Documents submitted to the city in late October and uploaded last week to its development database show an apartment breakdown of 114 studios, averaging 540 square feet; 109 one-bedroom units, averaging 675 square feet; and five two-bedroom units, averaging 1,009 square feet.
Alston said these units will lease for $2 to $2.20 a square foot each month and include multiple distinct technological features, including smart locks, built-in Amazon Alexa functionality and speakers.
Lux Living representatives have watched the market for some time, irrespective of the Covid-19 pandemic, which nonetheless gave the developer an opportunity to jump in, Alston said.

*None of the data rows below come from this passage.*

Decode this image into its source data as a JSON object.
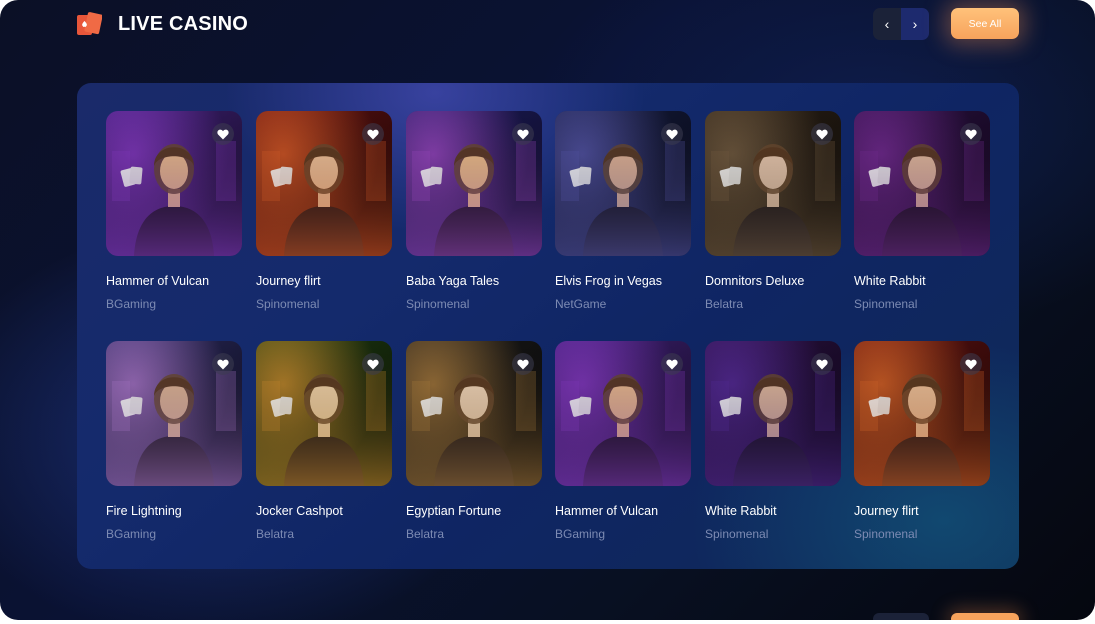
{
  "header": {
    "title": "LIVE CASINO",
    "logo_icon": "playing-cards-icon",
    "prev_icon": "chevron-left-icon",
    "next_icon": "chevron-right-icon",
    "prev_symbol": "‹",
    "next_symbol": "›",
    "see_all_label": "See All"
  },
  "games": [
    {
      "title": "Hammer of Vulcan",
      "provider": "BGaming"
    },
    {
      "title": "Journey flirt",
      "provider": "Spinomenal"
    },
    {
      "title": "Baba Yaga Tales",
      "provider": "Spinomenal"
    },
    {
      "title": "Elvis Frog in Vegas",
      "provider": "NetGame"
    },
    {
      "title": "Domnitors Deluxe",
      "provider": "Belatra"
    },
    {
      "title": "White Rabbit",
      "provider": "Spinomenal"
    },
    {
      "title": "Fire Lightning",
      "provider": "BGaming"
    },
    {
      "title": "Jocker Cashpot",
      "provider": "Belatra"
    },
    {
      "title": "Egyptian Fortune",
      "provider": "Belatra"
    },
    {
      "title": "Hammer of Vulcan",
      "provider": "BGaming"
    },
    {
      "title": "White Rabbit",
      "provider": "Spinomenal"
    },
    {
      "title": "Journey flirt",
      "provider": "Spinomenal"
    }
  ],
  "colors": {
    "accent": "#f7a35c",
    "nav_next_bg": "#1d2a6e",
    "provider_text": "#7d8bb3",
    "thumb_themes": [
      [
        "#3a1d6e",
        "#8a3cc8",
        "#f0c090",
        "#1a0f2e"
      ],
      [
        "#5a1010",
        "#e0602a",
        "#f2c7a0",
        "#200606"
      ],
      [
        "#1b1a55",
        "#a04ac8",
        "#f3c48a",
        "#0e0c2a"
      ],
      [
        "#141a3a",
        "#5a5ab0",
        "#e8b898",
        "#080a18"
      ],
      [
        "#2a2016",
        "#7a6246",
        "#f0cfb6",
        "#0f0b08"
      ],
      [
        "#2a1040",
        "#7a2e9a",
        "#e8c0a0",
        "#0e0618"
      ],
      [
        "#2b2a5a",
        "#b07ad0",
        "#e2b896",
        "#0c0c20"
      ],
      [
        "#1e3a10",
        "#d09030",
        "#f6d8b0",
        "#0a1406"
      ],
      [
        "#1a1a1a",
        "#b08040",
        "#f8dcc0",
        "#080808"
      ],
      [
        "#3a1d6e",
        "#8a3cc8",
        "#f0c090",
        "#1a0f2e"
      ],
      [
        "#2a1040",
        "#5a2ea0",
        "#e8c0a0",
        "#0e0618"
      ],
      [
        "#5a1010",
        "#e06a2a",
        "#f2c7a0",
        "#200606"
      ]
    ]
  }
}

“When changes like this happen in the marketplace … that allows us to take advantage of the situation and see if there’s a way to make the economics work, whereas in the past maybe it wouldn’t have worked as well,” he said.
And typically, when Lux Living enters a market, it doesn’t pursue just one project; indeed, Alston said his firm has its eye on projects in other city neighborhoods, beyond the Crossroads.
“We now have the opportunity to go after multiple projects in the Kansas City area,” he said.
The property’s former warehouse originally was part of a four-property portfolio Faultless Linen listed for sale in July 2015; the company later took the other three tracts off the market.